Malang (ANTARA Jambi) - Kepala Dinas Kesehatan Kota Malang Dr dr Asih Tri Rachmi Nuswantari mengemukakan daun kelor yang mudah didapat dan murah, serta kaya akan nutrisi mampu menangkal gizi buruk pada balita.
"Setiap tahun selalu muncul balita penderita gizi buruk selalu ada balita dengan gizi buruk baru. Oleh karena itu, kami selalu mengkampanyekan daun kelor yang kaya akan nutrisi bisa dijadikan salah satu alternatif untuk menangkalnya, terutama ibu agar mengkonsumsi daun kelor selama masa kehamilan," kata Asih di Malang, Selasa.
Ia mengaku dirinya keluar masuk ke kelurahan sampai RT untuk mensosialisasikan makanan yang ada di sekitar masyarakat. Selain murah dan mudah didapat, daun kelor juga kaya akan kandungan zat besi, protein, mineral dan nutrisi yang dibutuhkan ibu hamil.
Asih mengatakan pada April ini, Dinkes mulai membagikan daun kelor dan tempe kepada warga, terutama ibu hamil. "Susu dan biskuit tetap kami berikan, tapi ditambah dengan tempe dan daun kelor untuk menambah asupan gizi ibu hamil," ujarnya.
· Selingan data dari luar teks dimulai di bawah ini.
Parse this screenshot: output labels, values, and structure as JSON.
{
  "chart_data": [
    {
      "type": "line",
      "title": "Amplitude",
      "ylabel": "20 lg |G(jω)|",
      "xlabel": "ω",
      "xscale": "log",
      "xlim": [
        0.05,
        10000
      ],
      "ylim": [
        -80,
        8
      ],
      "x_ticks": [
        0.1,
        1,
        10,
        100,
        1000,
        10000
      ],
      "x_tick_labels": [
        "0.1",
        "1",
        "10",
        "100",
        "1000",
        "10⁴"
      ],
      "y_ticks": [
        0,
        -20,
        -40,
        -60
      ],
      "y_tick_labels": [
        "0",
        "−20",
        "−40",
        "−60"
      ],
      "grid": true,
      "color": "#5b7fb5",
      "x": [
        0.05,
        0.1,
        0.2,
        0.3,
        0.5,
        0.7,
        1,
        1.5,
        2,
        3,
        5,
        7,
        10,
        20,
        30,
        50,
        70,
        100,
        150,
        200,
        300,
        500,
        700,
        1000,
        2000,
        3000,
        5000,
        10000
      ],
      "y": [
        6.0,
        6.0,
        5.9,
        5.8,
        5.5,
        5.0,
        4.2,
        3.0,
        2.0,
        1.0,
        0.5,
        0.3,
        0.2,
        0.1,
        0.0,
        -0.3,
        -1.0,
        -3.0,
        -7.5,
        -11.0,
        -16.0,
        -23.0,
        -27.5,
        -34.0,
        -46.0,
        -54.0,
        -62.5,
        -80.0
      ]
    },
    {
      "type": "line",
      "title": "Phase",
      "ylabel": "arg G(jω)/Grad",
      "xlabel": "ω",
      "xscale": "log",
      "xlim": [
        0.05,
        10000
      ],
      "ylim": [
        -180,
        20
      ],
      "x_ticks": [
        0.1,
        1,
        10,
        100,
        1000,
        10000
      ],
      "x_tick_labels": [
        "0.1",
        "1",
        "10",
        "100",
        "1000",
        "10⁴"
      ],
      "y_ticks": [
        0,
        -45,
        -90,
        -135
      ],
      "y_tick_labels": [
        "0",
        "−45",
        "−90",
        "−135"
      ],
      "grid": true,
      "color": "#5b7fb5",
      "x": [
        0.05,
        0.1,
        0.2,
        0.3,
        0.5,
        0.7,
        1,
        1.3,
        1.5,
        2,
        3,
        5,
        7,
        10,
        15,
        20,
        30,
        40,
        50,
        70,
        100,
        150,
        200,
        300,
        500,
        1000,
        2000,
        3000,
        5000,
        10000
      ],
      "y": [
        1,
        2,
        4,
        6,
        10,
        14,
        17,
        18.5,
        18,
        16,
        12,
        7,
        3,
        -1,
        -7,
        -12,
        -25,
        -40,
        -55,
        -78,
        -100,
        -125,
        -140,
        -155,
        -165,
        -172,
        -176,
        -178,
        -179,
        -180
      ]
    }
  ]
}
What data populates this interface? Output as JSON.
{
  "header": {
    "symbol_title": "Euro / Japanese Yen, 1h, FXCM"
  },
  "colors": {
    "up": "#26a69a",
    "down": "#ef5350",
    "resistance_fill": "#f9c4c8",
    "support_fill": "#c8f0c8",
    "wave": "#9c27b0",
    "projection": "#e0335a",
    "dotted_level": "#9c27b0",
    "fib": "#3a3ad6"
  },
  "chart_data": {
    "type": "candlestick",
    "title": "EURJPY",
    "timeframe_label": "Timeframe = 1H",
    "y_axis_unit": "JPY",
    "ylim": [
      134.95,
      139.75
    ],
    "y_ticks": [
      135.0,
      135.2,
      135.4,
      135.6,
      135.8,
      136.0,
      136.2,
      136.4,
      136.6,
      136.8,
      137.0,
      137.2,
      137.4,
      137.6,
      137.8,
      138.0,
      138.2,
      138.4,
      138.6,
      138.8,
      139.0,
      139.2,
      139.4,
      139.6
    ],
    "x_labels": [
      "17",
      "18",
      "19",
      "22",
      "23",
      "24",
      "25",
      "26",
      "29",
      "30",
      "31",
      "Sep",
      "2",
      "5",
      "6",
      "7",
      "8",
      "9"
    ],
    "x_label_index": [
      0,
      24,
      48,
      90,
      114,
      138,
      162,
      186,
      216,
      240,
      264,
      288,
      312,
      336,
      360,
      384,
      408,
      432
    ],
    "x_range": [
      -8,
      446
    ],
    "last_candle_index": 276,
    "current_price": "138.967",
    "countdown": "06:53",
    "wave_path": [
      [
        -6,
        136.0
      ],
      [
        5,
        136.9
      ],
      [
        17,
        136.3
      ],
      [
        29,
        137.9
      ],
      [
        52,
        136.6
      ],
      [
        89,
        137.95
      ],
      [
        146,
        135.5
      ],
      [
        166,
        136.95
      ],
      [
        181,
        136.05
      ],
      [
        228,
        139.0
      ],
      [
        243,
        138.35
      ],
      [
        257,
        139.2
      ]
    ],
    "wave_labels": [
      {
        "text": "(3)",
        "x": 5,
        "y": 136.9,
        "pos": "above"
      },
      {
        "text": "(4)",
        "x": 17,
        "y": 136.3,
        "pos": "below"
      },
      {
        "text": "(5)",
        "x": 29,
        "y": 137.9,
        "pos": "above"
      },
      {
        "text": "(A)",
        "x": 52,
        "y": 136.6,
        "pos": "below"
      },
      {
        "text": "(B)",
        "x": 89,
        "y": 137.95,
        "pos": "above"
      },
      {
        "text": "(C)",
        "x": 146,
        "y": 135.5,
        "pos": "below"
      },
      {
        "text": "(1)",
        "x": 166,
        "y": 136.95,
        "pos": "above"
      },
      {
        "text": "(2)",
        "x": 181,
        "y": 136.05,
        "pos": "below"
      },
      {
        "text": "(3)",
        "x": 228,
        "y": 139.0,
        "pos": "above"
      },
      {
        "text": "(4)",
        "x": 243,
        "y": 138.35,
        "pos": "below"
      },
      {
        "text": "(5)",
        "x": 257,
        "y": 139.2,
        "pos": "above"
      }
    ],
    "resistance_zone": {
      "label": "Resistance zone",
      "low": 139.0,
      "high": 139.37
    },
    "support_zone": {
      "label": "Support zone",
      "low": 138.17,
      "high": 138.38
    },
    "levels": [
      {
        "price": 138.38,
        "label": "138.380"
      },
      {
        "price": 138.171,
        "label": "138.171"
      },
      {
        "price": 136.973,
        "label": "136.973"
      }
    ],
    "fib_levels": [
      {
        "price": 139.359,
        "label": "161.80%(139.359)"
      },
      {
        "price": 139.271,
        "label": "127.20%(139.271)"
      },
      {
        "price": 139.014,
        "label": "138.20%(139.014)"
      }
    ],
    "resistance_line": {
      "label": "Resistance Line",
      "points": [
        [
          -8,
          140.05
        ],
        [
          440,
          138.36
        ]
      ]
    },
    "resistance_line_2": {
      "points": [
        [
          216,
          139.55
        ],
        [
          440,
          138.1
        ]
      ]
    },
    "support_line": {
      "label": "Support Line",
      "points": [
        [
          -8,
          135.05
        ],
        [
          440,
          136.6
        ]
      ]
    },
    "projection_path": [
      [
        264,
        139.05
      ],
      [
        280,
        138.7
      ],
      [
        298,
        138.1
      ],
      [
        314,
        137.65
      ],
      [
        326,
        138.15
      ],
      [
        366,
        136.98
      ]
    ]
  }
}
Hanya saja, katanya, sekarang yang menjadi masalah adalah populasi tanaman kelor yang terbatas. Oleh karena itu, Dinkes membuat program gerakan menanam kelor, termasuk pemkot menyediakan lahan di Kedungkandang untuk ditanami kelor.
Menurut dia, balita dengan gizi buruk itu disebabkan ibu hamil yang kekurangan nutrisi. Angka kematian ibu saat melahirkan setiap tahun antara 10-13 orang. Dengan cara menambah nutrisi ibu hamil, diharapkan angka balita gizi buruk dan kematian ibu saat melahirkan turun di 2016 ini.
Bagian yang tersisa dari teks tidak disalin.